When frightened or antagonized, these snakes are well known for their habit of “playing possum.” They display convulsive and withering movements, roll on to the back, mouth gape and expose the tongue, regurgitate or foul the mouth with soil and debris, and defecate. (It’s really a nice performance.) If they are turned right-side up they quickly roll on to the back again and then continue playing dead. If left undisturbed for a few minutes they eventually right themselves and crawl away.

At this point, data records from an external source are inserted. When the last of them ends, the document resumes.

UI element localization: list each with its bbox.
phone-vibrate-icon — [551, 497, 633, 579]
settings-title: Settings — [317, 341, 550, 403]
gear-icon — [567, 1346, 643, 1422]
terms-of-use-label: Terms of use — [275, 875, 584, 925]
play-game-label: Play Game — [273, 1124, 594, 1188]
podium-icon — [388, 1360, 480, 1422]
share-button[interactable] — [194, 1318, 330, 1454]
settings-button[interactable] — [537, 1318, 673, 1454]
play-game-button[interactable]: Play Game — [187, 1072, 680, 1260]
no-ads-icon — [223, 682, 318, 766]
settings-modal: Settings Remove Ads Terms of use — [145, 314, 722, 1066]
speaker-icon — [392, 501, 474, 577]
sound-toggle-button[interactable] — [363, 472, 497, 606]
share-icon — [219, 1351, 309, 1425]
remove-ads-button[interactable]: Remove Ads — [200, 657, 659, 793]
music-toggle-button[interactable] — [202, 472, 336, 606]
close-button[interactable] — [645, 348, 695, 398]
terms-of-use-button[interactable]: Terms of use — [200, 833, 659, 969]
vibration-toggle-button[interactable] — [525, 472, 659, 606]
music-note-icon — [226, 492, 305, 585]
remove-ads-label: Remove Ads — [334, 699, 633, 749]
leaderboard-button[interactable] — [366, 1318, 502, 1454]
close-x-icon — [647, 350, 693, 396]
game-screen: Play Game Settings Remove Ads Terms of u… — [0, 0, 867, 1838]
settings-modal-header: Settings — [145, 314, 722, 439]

It is a small to medium sized snake with a total length (TL) in the range of 18-24 inches. Characteristic of the species is the upturned, shovel-like snout formed from the rostral scale. It has a stocky body with a thick neck and broad head. The dorsal scales are keeled and overlapping; the ventral scales are smooth, rectangular, and form a series of plates along the body. The anal plate is divided. The background is tan and brown with a midline row of large dark blotches along the length of the body; these are bordered along each side with a row of smaller blotches. The belly is white or cream with a wide center strip of black or checkered black-and-white. The head has five dark bands radiating out from top-dead-center.
Mating occurs in May and males use smell to follow sent trails left by females. They are oviparous and lay a clutch of 5-15 white, oval, leathery eggs in June or July. Females are believed to lay every other year. Hatching requires a 50-60 day incubation period. Males reach sexual maturity in the 2nd year, females in the 3rd year.